Barrels and Probability of a Home Run
Last week, I indicated that I wasn’t familiar with the exact formula for a barrel. First, the MLB definition says that a barrel corresponds to values of launch angle and exit velocity that give a minimum .500 batting average and 1.500 slugging percentage. Also, Tom Tango was kind to show the code for the exact formula for a barrel from data from a few seasons ago. Since the formula has likely changed a little for the current season, a easy way to compare barrels with home run probabilities is to show the contour graph for the probability a home run as a function of launch angle and exit velocity from 2020 data and overlay points where the Statcast barrel variable is equal to one. What we see in the following graph is that barrels are roughly values of these launch variables where the probability of a home run exceeds 0.2, although there are barrels on the right (large values of the launch angle) where the chance of a home run is small.
By the way, since a barrel is a variable in the Statcast data, one can compute barrel rates (on balls in play) across all seasons. We see barrel rates are rising consistently during the Statcast era.
Home Runs and Temperature
Several people pointed out that my comparison of home run rates from, say 2019 to 2020, was a bit off since I didn’t account for temperature. We did show in our 2018 MLB Home Run Report that home runs are more likely for warmer days. Thanks to Bill Pettit, I became aware that the Statcast data available through the baseballr package also included the game-time outside temperature and an indication if the roof was closed in the stadium. Using 2019 data, I binned the home runs by the game-time temperature and this graph shows the in-play home run rate as a function of temperature together with a best line fit. This shows for each 10 degree increase in temperature, the in-play home run rate increases by about 0.5 percent. This is a significant effect that should be accounted for in any model for home runs.
2020 Home Runs Predictions Using a Revised 2019 Ball Model
Last week, I considered the following prediction problem. We learn about the relationship between the launch variables and home runs through a GAM model using 2019 data — I called this the 2019 ball model. Using this model, we can use values of the 2020 launch variables to predict the number of 2020 home runs through games of September 4. We predicted 1577 home runs which was 104 more than the actual count (1473) of home runs in 2020.
But this analysis could be improved since the model didn’t account for temperature — 2020 games have been played primarily in warm weather. So I consider a new model using 2019 data where the logit of the home run probability is given by
log(P(HR) = s(LA, EV) + TEMP
where s() is a smooth function of the launch variables and TEMP is the game-time temperature. Using this model I predict 1659 home runs that is 186 home runs greater than the 2020 count of 1473 (through September 4). By the way, it makes sense that the home run prediction would increase since we are now adjusting the prediction for the warm weather games in 2020.
The conclusion remains the same. There appears to be more drag (less carry) in the baseball in 2020 compared to 2019, but the difference between the two seasons is greater using a model that adjusts for game-time temperature.
While we are on the topic of home runs, let me suggest some other directions for future exploration.

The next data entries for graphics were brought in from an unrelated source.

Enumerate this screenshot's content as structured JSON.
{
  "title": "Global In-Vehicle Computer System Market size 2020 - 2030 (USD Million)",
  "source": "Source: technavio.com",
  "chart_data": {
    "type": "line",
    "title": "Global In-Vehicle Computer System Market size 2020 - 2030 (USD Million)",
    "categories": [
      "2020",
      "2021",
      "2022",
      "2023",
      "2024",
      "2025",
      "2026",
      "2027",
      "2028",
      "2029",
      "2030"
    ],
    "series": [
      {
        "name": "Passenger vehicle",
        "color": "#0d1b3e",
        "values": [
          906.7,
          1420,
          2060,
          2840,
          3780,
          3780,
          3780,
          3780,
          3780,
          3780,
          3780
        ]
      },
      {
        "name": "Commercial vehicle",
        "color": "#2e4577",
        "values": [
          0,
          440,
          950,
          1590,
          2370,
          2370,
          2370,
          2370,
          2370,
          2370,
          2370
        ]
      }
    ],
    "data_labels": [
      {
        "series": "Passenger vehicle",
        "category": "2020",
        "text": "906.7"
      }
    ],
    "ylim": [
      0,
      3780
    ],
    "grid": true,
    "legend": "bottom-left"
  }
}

- Spray angles. Certainly the spray angle is an important factor in hitting home runs — it is much easier to hit a home run down the lines where the distances to the fences are smaller. My basic feeling from previous work is that the distribution of home run spray angles has been pretty consistent through the Statcast era, although this can be checked in different ways.
- Ballpark effects. Since every ballpark is unique with respect to weather and size, there are clear ballpark effects — it is easier to hit home runs in some ballparks than others. A thorough study that helps one to better understand the ballpark home run effects would be interesting.

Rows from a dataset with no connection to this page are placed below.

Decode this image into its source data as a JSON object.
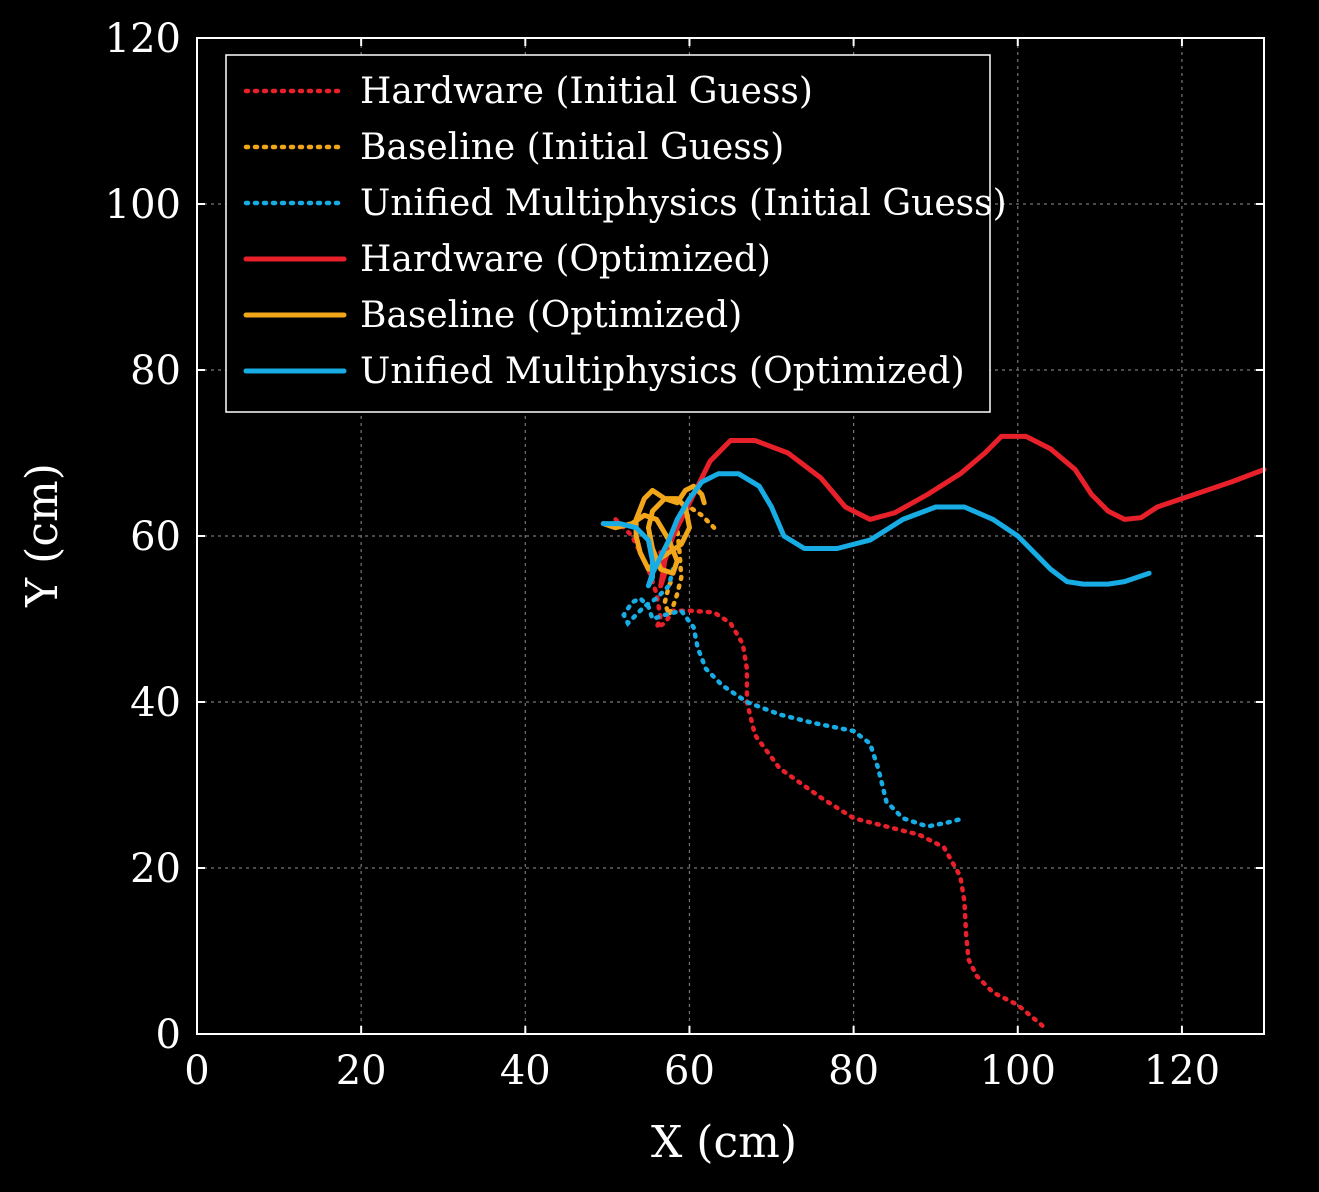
{
  "chart_data": {
    "type": "line",
    "title": "",
    "xlabel": "X (cm)",
    "ylabel": "Y (cm)",
    "xlim": [
      0,
      130
    ],
    "ylim": [
      0,
      120
    ],
    "xticks": [
      0,
      20,
      40,
      60,
      80,
      100,
      120
    ],
    "yticks": [
      0,
      20,
      40,
      60,
      80,
      100,
      120
    ],
    "grid": true,
    "legend_position": "top-left",
    "series": [
      {
        "name": "Hardware (Initial Guess)",
        "color": "#e8202a",
        "style": "dotted",
        "points": [
          [
            51,
            62
          ],
          [
            53,
            60
          ],
          [
            55,
            56
          ],
          [
            56,
            53
          ],
          [
            56.5,
            50
          ],
          [
            56,
            49
          ],
          [
            57,
            49.5
          ],
          [
            58,
            51
          ],
          [
            60,
            51
          ],
          [
            63,
            50.8
          ],
          [
            65,
            49.5
          ],
          [
            66.5,
            47
          ],
          [
            67,
            44
          ],
          [
            67,
            40
          ],
          [
            68,
            36
          ],
          [
            71,
            32
          ],
          [
            76,
            28.5
          ],
          [
            80,
            26
          ],
          [
            84,
            25
          ],
          [
            88,
            24
          ],
          [
            91,
            22.5
          ],
          [
            93,
            19
          ],
          [
            93.5,
            16
          ],
          [
            93.7,
            12
          ],
          [
            94,
            9
          ],
          [
            95,
            7
          ],
          [
            97,
            5
          ],
          [
            100,
            3.5
          ],
          [
            103,
            1
          ]
        ]
      },
      {
        "name": "Baseline (Initial Guess)",
        "color": "#f2a61a",
        "style": "dotted",
        "points": [
          [
            63,
            61
          ],
          [
            61.5,
            62.5
          ],
          [
            60,
            63.5
          ],
          [
            59,
            63
          ],
          [
            58.5,
            61
          ],
          [
            58.8,
            58
          ],
          [
            59,
            55
          ],
          [
            58.5,
            53
          ],
          [
            58,
            51.5
          ],
          [
            57.5,
            50.5
          ],
          [
            57,
            52
          ],
          [
            57.5,
            54
          ],
          [
            58,
            55
          ]
        ]
      },
      {
        "name": "Unified Multiphysics (Initial Guess)",
        "color": "#18ace4",
        "style": "dotted",
        "points": [
          [
            58,
            56
          ],
          [
            57.5,
            54
          ],
          [
            56,
            52.5
          ],
          [
            54.5,
            51.5
          ],
          [
            53.5,
            50.5
          ],
          [
            52.5,
            49.5
          ],
          [
            52,
            50.5
          ],
          [
            53,
            52
          ],
          [
            54,
            52.5
          ],
          [
            55,
            51.5
          ],
          [
            55.5,
            50
          ],
          [
            57,
            50.5
          ],
          [
            59,
            51
          ],
          [
            60.5,
            49
          ],
          [
            61,
            46.5
          ],
          [
            62,
            44
          ],
          [
            64,
            42
          ],
          [
            67,
            40
          ],
          [
            71,
            38.5
          ],
          [
            75,
            37.5
          ],
          [
            80,
            36.5
          ],
          [
            82,
            35
          ],
          [
            83,
            32
          ],
          [
            84,
            28
          ],
          [
            86,
            26
          ],
          [
            89,
            25
          ],
          [
            91.5,
            25.5
          ],
          [
            93.5,
            26
          ]
        ]
      },
      {
        "name": "Hardware (Optimized)",
        "color": "#e8202a",
        "style": "solid",
        "points": [
          [
            56.5,
            58
          ],
          [
            57,
            55.5
          ],
          [
            56.5,
            54
          ],
          [
            57,
            57
          ],
          [
            58,
            60
          ],
          [
            59.5,
            63
          ],
          [
            61,
            66
          ],
          [
            62.5,
            69
          ],
          [
            65,
            71.5
          ],
          [
            68,
            71.5
          ],
          [
            72,
            70
          ],
          [
            76,
            67
          ],
          [
            79,
            63.5
          ],
          [
            82,
            62
          ],
          [
            85,
            62.8
          ],
          [
            89,
            65
          ],
          [
            93,
            67.5
          ],
          [
            96,
            70
          ],
          [
            98,
            72
          ],
          [
            101,
            72
          ],
          [
            104,
            70.5
          ],
          [
            107,
            68
          ],
          [
            109,
            65
          ],
          [
            111,
            63
          ],
          [
            113,
            62
          ],
          [
            115,
            62.2
          ],
          [
            117,
            63.5
          ],
          [
            120,
            64.5
          ],
          [
            123,
            65.5
          ],
          [
            126,
            66.5
          ],
          [
            130,
            68
          ]
        ]
      },
      {
        "name": "Baseline (Optimized)",
        "color": "#f2a61a",
        "style": "solid",
        "points": [
          [
            49.5,
            61.5
          ],
          [
            51,
            61
          ],
          [
            53,
            61.5
          ],
          [
            54.5,
            62.5
          ],
          [
            56,
            62
          ],
          [
            57.5,
            59.5
          ],
          [
            58.5,
            57
          ],
          [
            58,
            55.5
          ],
          [
            56.5,
            56
          ],
          [
            55.5,
            58.5
          ],
          [
            55,
            61
          ],
          [
            55.5,
            63
          ],
          [
            57,
            64.5
          ],
          [
            58.5,
            64.5
          ],
          [
            59.5,
            63.5
          ],
          [
            60,
            61
          ],
          [
            59,
            59
          ],
          [
            57.5,
            58
          ],
          [
            56,
            57
          ],
          [
            55,
            56
          ],
          [
            54,
            58
          ],
          [
            53.5,
            60
          ],
          [
            53.5,
            62
          ],
          [
            54.5,
            64.5
          ],
          [
            55.5,
            65.5
          ],
          [
            57,
            64.5
          ],
          [
            58.5,
            64
          ],
          [
            59.5,
            65.5
          ],
          [
            60.5,
            66
          ],
          [
            61.5,
            65
          ],
          [
            61.8,
            64
          ]
        ]
      },
      {
        "name": "Unified Multiphysics (Optimized)",
        "color": "#18ace4",
        "style": "solid",
        "points": [
          [
            49.5,
            61.5
          ],
          [
            51.5,
            61.5
          ],
          [
            53.5,
            61
          ],
          [
            55,
            59.5
          ],
          [
            55.5,
            57
          ],
          [
            55.5,
            55
          ],
          [
            55,
            54
          ],
          [
            55.5,
            55.5
          ],
          [
            56.5,
            57.5
          ],
          [
            57.5,
            59.5
          ],
          [
            58.5,
            62
          ],
          [
            60,
            64.5
          ],
          [
            61.5,
            66.5
          ],
          [
            63.5,
            67.5
          ],
          [
            66,
            67.5
          ],
          [
            68.5,
            66
          ],
          [
            70,
            63.5
          ],
          [
            71.5,
            60
          ],
          [
            74,
            58.5
          ],
          [
            78,
            58.5
          ],
          [
            82,
            59.5
          ],
          [
            86,
            62
          ],
          [
            90,
            63.5
          ],
          [
            93.5,
            63.5
          ],
          [
            97,
            62
          ],
          [
            100,
            60
          ],
          [
            102,
            58
          ],
          [
            104,
            56
          ],
          [
            106,
            54.5
          ],
          [
            108,
            54.2
          ],
          [
            111,
            54.2
          ],
          [
            113,
            54.5
          ],
          [
            116,
            55.5
          ]
        ]
      }
    ]
  }
}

- Pitcher effects. Certainly home runs are easier to hit for pitches in the zone (especially in the batter’s hot area) and it might be easier to hit home runs on specific pitch types. An exploration of how home runs are impacted by pitch variables would be worthwhile.
Tom Tango was puzzled with my graph above since some of the barrel points seemed to be wrong. It appears that there was some error in the coding of the barrel variable defined in the baseballr package. I redid this graph using Tango’s code for the exact formula for a barrel . I think this is a more reasonable looking display. (Thanks to Tom for pointing out this error.)